Corn and Schulman summarize the video report this way: “With this footage, O'Reilly the reporter proves O'Reilly the pundit wrong.”
Bill O'Reilly's Audio Disproves His Own JFK Story
One other dramatic O'Reilly tale that has been called into question is his claim to have been present at the suicide of a figure who was sought for questioning in relation to the assassination of president John F. Kennedy.
CNN's Reliable Sources obtained a clear version of audio that contains the phone call between a congressional investigator (obtained through his surviving widow) and O'Reilly, which shows O'Reilly asking about the suicide, which would seem to completely disprove the idea that the Fox News host was actually present when it happened.
Here's the key section of the audio:
O'REILLY: Hi Gaeton, Bill O'Reilly.
O'REILLY: Look, something definitely did happen.
INVESTIGATOR: Yeah, I got it.
O'REILLY: What is it?
INVESTIGATOR: He committed suicide up here in – where I was trying to locate him.
O'REILLY: OK, where is that?
INVESTIGATOR: It's a place called Manalapan. M-A-N-A-L-A-P-A-N. Palm Beach County. […]
O'REILLY: OK, so he committed suicide, he's dead?
O'REILLY: OK, what time?
INVESTIGATOR: Late this afternon, I don't know.
O'REILLY: OK, gun?
INVESTIGATOR: I think, yeah, I think he said he shot himself.
O'REILLY: OK. Ah, Jesus Christ.
Media Matters captured the segment below:
Needless to say, there is little explanation for O'Reilly seeking all of the details of the suicide if he witnessed it himself.
More Scandals On the Horizon?
O'Reilly's tall tales about his reporting continue to be unearthed.

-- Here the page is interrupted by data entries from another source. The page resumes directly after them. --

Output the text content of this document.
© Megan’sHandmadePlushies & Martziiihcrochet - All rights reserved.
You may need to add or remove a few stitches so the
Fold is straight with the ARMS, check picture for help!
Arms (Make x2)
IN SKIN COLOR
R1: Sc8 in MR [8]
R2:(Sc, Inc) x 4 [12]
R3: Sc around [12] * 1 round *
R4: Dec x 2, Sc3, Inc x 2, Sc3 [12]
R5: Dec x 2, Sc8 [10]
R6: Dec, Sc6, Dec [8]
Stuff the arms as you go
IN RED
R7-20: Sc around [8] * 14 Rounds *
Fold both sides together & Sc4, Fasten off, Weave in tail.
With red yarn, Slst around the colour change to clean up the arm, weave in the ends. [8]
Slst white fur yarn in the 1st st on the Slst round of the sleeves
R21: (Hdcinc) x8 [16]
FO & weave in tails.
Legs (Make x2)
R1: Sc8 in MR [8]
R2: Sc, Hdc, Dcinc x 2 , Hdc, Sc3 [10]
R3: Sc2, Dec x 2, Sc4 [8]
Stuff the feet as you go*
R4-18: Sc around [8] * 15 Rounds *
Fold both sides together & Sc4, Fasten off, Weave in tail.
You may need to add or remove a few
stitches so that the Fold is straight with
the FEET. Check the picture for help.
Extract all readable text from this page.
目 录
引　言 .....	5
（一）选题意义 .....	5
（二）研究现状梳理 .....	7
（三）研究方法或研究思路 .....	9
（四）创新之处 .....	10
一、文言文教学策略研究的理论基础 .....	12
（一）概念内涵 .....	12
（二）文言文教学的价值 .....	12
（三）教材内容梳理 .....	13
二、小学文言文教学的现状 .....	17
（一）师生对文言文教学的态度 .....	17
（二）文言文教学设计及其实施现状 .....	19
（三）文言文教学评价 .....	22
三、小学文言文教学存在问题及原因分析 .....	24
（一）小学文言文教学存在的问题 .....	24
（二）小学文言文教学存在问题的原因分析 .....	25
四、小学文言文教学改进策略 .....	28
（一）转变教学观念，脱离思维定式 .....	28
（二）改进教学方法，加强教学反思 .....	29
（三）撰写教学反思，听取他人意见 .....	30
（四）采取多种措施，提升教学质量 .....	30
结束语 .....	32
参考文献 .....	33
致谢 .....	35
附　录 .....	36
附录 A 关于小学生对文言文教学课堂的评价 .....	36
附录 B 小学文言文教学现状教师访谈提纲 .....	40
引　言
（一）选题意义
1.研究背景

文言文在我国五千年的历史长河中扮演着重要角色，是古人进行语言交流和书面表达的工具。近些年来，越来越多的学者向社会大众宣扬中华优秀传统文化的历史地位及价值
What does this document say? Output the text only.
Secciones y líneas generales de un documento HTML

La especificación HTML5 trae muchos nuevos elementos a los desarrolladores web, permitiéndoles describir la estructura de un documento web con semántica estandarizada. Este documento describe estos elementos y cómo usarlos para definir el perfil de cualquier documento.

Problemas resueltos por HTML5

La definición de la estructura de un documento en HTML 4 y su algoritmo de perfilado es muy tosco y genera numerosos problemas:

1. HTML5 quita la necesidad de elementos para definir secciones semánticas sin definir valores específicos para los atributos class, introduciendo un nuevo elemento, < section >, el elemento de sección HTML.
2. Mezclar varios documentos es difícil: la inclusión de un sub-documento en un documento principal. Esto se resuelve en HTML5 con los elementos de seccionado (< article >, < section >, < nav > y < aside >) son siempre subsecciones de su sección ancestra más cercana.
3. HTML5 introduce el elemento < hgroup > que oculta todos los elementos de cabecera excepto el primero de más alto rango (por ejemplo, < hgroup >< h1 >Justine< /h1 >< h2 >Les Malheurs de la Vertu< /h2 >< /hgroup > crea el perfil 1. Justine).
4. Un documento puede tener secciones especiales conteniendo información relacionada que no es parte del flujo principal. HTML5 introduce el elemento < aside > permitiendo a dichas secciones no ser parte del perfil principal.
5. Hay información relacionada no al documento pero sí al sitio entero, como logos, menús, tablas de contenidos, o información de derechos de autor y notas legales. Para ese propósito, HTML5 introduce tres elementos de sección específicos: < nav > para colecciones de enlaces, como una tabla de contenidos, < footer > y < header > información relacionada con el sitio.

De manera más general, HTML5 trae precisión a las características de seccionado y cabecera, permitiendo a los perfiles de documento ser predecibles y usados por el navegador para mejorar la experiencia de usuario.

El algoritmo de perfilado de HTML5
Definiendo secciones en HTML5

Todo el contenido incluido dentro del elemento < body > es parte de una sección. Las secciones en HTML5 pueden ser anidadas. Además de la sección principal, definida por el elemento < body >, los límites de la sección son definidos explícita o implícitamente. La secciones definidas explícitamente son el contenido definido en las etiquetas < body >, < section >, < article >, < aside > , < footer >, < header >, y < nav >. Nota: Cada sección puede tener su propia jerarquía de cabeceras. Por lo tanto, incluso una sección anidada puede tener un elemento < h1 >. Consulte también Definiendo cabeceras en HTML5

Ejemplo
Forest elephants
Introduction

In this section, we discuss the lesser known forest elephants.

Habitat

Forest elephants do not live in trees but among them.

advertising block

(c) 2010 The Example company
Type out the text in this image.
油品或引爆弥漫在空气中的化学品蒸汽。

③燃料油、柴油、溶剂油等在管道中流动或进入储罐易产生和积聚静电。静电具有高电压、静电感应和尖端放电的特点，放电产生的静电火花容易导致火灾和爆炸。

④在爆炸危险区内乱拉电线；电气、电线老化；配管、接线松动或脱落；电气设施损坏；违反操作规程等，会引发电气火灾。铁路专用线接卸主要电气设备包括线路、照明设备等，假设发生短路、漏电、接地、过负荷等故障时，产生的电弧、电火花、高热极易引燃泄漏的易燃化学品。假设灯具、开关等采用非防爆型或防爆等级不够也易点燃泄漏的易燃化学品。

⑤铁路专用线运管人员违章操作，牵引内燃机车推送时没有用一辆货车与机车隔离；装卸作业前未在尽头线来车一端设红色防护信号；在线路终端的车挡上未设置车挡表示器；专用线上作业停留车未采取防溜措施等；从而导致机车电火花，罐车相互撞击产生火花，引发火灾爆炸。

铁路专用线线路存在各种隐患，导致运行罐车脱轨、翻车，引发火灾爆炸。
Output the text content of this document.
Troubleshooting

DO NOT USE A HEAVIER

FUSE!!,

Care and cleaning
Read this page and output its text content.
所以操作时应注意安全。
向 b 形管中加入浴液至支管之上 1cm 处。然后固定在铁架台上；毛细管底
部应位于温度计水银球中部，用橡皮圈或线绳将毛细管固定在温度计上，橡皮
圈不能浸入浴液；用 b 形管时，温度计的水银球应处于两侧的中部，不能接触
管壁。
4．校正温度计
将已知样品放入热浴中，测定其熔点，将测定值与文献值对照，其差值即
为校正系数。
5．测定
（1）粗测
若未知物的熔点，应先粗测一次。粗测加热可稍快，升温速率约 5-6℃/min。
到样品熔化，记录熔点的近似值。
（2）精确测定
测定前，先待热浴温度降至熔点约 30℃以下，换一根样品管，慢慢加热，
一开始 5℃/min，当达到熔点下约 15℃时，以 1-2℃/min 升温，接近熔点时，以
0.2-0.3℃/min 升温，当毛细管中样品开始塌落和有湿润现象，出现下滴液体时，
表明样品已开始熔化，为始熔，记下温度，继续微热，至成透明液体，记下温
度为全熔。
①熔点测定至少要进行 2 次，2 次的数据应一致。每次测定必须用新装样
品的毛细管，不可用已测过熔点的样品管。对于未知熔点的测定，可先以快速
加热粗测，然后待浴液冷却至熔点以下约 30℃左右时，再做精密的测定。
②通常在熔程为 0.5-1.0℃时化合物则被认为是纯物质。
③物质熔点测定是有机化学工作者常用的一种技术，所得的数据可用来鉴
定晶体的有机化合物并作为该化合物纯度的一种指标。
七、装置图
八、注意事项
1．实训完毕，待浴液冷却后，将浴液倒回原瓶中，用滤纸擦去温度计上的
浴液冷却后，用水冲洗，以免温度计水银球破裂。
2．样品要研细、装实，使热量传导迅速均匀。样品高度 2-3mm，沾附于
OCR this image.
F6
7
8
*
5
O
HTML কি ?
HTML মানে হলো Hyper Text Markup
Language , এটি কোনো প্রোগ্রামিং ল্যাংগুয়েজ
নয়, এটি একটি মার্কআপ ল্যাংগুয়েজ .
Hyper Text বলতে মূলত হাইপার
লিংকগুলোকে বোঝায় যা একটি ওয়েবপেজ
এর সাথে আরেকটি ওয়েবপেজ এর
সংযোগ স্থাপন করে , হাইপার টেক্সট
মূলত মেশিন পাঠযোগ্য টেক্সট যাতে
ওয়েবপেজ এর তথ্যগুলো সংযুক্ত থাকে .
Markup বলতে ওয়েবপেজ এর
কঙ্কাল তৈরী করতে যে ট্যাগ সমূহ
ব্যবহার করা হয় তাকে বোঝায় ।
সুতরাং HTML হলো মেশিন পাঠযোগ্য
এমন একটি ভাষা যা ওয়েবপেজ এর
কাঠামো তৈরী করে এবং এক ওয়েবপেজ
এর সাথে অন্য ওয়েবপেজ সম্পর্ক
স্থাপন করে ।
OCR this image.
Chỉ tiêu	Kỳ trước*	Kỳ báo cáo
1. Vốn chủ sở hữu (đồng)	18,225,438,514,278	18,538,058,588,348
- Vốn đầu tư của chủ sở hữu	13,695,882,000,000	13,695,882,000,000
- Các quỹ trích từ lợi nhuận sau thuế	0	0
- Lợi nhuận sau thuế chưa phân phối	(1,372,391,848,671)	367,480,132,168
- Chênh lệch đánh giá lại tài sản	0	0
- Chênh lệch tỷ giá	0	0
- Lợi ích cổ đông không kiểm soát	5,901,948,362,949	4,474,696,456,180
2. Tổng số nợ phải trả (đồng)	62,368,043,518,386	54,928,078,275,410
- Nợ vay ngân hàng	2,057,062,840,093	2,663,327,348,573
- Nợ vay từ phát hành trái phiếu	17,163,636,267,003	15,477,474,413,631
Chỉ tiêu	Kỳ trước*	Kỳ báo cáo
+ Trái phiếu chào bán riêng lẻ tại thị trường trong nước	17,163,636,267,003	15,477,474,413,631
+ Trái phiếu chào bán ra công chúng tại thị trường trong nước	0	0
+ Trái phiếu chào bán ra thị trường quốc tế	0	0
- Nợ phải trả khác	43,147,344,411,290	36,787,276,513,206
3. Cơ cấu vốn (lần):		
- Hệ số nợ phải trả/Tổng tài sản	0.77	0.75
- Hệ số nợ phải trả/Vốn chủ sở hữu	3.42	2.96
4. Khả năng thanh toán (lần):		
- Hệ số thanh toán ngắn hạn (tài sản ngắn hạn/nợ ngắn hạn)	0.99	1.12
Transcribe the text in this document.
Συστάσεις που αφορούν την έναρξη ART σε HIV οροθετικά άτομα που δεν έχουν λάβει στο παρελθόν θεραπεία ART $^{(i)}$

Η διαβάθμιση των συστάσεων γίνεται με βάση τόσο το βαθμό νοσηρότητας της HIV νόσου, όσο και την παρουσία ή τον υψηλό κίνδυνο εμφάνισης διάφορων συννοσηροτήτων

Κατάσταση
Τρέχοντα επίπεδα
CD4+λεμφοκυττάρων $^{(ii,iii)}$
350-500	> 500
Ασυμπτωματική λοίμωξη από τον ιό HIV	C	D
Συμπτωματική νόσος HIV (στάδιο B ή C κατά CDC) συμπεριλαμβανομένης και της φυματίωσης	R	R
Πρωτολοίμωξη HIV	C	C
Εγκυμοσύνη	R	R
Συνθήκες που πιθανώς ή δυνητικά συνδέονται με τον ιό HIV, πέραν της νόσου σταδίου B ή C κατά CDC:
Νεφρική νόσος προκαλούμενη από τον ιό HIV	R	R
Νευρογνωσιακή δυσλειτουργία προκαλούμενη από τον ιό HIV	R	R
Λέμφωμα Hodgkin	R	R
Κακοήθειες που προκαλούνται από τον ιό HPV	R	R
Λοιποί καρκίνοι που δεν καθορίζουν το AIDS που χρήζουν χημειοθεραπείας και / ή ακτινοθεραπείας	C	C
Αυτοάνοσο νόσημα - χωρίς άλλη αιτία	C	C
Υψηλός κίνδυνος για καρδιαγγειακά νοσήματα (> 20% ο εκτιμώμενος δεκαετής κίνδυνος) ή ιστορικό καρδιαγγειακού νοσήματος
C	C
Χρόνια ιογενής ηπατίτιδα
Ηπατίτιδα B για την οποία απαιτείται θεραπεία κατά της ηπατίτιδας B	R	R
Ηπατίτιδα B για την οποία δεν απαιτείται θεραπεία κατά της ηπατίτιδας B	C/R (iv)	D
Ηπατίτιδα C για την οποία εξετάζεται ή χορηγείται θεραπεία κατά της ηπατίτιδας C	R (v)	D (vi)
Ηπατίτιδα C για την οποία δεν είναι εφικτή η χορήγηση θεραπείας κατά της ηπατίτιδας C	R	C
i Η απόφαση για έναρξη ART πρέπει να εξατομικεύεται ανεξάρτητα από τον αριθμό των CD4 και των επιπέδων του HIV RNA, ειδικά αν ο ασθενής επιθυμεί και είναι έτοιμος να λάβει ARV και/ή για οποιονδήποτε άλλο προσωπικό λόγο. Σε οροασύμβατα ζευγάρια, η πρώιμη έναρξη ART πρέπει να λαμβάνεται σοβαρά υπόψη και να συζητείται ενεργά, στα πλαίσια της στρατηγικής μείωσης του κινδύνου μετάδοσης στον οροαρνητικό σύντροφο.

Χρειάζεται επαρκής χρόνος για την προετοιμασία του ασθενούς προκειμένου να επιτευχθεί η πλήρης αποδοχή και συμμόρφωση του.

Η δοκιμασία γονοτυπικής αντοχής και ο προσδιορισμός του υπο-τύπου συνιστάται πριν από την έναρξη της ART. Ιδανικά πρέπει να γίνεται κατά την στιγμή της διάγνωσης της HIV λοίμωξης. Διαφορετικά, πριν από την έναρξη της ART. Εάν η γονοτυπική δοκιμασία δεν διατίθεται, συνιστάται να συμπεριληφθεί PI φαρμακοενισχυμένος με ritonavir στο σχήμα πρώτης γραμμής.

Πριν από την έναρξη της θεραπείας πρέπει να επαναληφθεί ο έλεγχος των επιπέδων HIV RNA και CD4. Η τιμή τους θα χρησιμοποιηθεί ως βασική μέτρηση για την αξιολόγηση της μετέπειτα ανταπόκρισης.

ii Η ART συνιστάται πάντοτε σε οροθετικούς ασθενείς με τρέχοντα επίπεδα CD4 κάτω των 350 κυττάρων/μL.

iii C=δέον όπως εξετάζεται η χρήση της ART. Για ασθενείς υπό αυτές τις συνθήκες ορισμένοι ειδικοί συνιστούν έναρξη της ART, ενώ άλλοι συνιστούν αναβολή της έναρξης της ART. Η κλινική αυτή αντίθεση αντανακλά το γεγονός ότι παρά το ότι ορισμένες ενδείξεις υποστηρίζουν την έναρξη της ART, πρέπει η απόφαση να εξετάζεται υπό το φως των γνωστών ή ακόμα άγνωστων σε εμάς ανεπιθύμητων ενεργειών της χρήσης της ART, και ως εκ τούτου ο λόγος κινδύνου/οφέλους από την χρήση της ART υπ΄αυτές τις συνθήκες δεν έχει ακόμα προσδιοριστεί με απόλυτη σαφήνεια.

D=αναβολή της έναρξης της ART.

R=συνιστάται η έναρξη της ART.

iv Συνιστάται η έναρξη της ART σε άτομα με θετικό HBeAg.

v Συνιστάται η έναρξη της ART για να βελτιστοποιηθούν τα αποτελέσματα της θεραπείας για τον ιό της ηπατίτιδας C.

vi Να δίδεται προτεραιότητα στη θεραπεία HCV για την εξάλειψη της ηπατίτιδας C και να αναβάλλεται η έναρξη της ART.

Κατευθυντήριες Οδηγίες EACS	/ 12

The latest involves the 1992 LA riots. O'Reilly has claimed that while reporting about those events, he was attacked by rioters. But several of his former colleagues at Inside Edition say what really happened was he arrived at the scene of a smoldering neighborhood in a limousine and a man confronted him angrily over his behavior (O'Reilly reportedly asked “Don't you know who I am?”).
With several career milestones called into question, O'Reilly has been on the defensive, with his network calling the reporting on his past history an “orchestrated campaign by far left advocates.” As cable's most-watched news pundit, O'Reilly is in a precarious spot. Being called on his lies may point his career in the only direction it has left to go: down.